A tale of two oppositions

The recent Tehran protests against President Ahmadinejad’s election ‘victory’ appear to gather momentum each day and, in no small way, serve to remind me of what could have occurred in the aftermath to Lebanon’s general election 10 days ago.
It is with catharsis that we view the different reactions to electoral defeat between the countries’ opposition parties.
In Lebanon, the Hizbullah-lead March 8 bloc – in spite of receiving the majority of the popular vote – immediately accepted defeat (apart from the notable excption of the Metn district.)
In Iran, supporters of the main opposition leader, Mir Hossein Mousavi, have taken to the streets in their thousands, chanting and demanding a recount with such conviction, that the Guardian Council caved in to the popular call. On Tuesday, it announced a recount of disputed ballots.
The different reactions indicate a number of things. Firstly, Iranians were voting on primarily domestic issues, such as personal freedom and the state of the economy. Iranian politics is not riven by the confessional divide that cuts through the Lebanese debate. Voters in Iran are so outraged by Ahmadinejad’s conduct precisely because of the power that their popular vote should wield.
In Lebanon’s quota-based majoritarian system, wherein each district is given a list of parliamentary candidate, each belonging to a sect, voting is largely done on constitutional and confessional grounds. There is no point backing, say, a Maronite candidate who stands for civil liberties if he is running in a predominantly Sunni area; he doesn’t have a hope of winning.
Iran’s President is directly elected by the people. Lebanon’s Prime Minister is allocated on the say so of MPs, elected to represent the people in legislative and governmental decisions.
In addition to this, the ‘opposition’ in both countries wanted different things. In Lebanon, Hizbullah seem perfectly content to remain in opposition, given a say in parliament with the power of veto.
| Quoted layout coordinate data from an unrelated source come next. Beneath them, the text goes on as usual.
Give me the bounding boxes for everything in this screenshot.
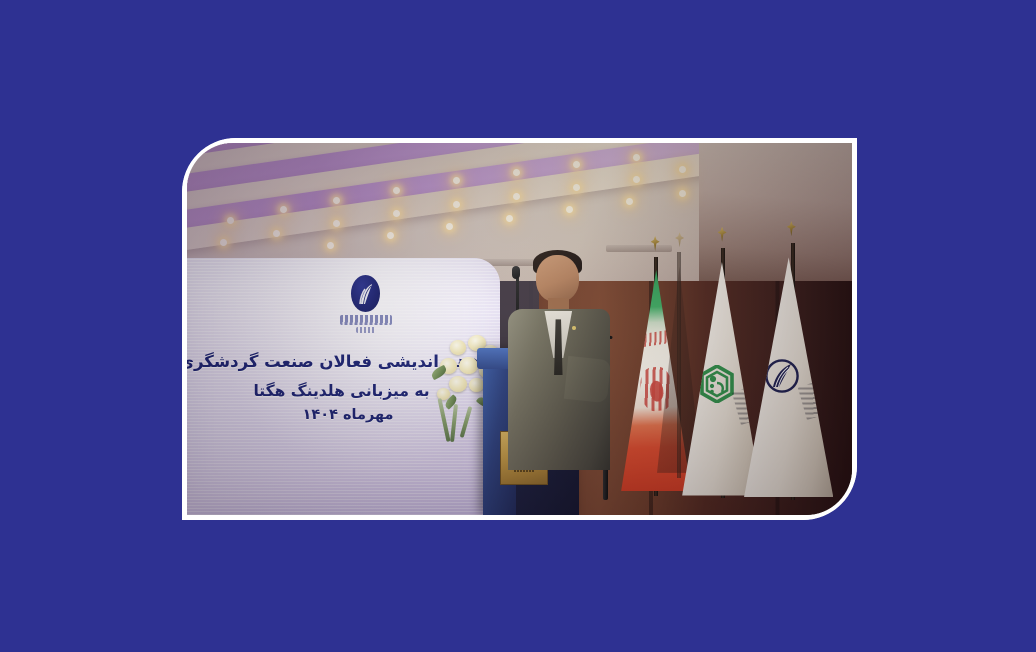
hegta-flag-wordmark [798,382,825,420]
flower-sprig [450,403,458,441]
photo-image: ست «هم اندیشی فعالان صنعت گردشگری» به می… [187,143,852,515]
slide-logo-subwordmark [356,327,376,333]
feather-icon [357,282,375,306]
speaker-lapel-pin-icon [572,326,576,330]
speaker-arm [564,356,611,403]
page-root: { "page": { "background_color": "#2e3192… [0,0,1036,652]
flower-bloom [459,357,478,374]
slide-logo-wordmark [340,315,392,325]
photo-card: ست «هم اندیشی فعالان صنعت گردشگری» به می… [182,138,857,520]
speaker-head [536,255,579,302]
sso-flag-wordmark [732,388,759,426]
hegta-circle-logo-icon [764,358,800,394]
flower-sprig [460,406,473,438]
flower-bloom [449,376,467,392]
flag-finial-icon [675,232,684,247]
social-security-hexagon-icon [700,365,734,403]
flower-bloom [469,378,484,392]
iran-flag-label: پرچم جمهوری اسلامی ایران [626,236,627,237]
slide-logo [340,275,392,333]
speaker-person [506,255,612,471]
hegta-logo-icon [351,275,380,312]
flag-finial-icon [718,227,727,242]
sso-flag-label: سازمان تامین اجتماعی [689,227,690,228]
hegta-holding-flag: هلدینگ هگتا [759,221,852,500]
sso-flag-cloth [682,262,762,496]
flower-bloom [450,340,466,355]
hegta-flag-label: هلدینگ هگتا [759,221,760,222]
flag-finial-icon [787,221,796,236]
Indeed, the group could well prefer opposition, as any parliamentary majority party would be under pressure to cede arms to the LAF.
In Iran, Mousavi – while not quite the moderate that people paint him to be – stands for something that didn’t exist under the incumbent administration. For millions of Iranians, Mousavi represents civil liberties that are tantalisingly within their grasp. They were voting for change, the Lebanese were voting for the status-quo.
This is a rather crude simplification of the two countries’ constitutional differences, but it’s certainly true that Lebanon’s system is necessarily more of a fudge, in order to accommodate and appease its 17 different official religions.
Finally, international intervention seems to have played a part in both elections, albeit in differing ways.
Lebanon’s elections were conducted under the watchful eye of EU and Arab observers, thus minimising the opportunity for misconduct. The West was frantically offering its support – mainly, it must be said, to March 14 parties – and made it clear that Lebanon’s voice was one not to be drowned out.
In Iran, obsevers have been shut out, allowing any alleged electoral fraud to proliferate, as it seems to have done in some areas.
Add to that the independence of Lebanese security forces (everyone, M8 or M14, respects the Army) in comparison to Ahmadinejad’s thugs, and you can see why these two Middle Eastern states reacted so differently to their votes.
The demonstrations in Iran are a poignant reminder of the fragile veneer of stability in this area of the world. But so too, is the apparent unity of compromise produced from Lebanese elections.
The two could be acting more differently, but they both prove that democracy is balance. And, until all sides feel like they are given the chance to decide that balance, the world must not relax.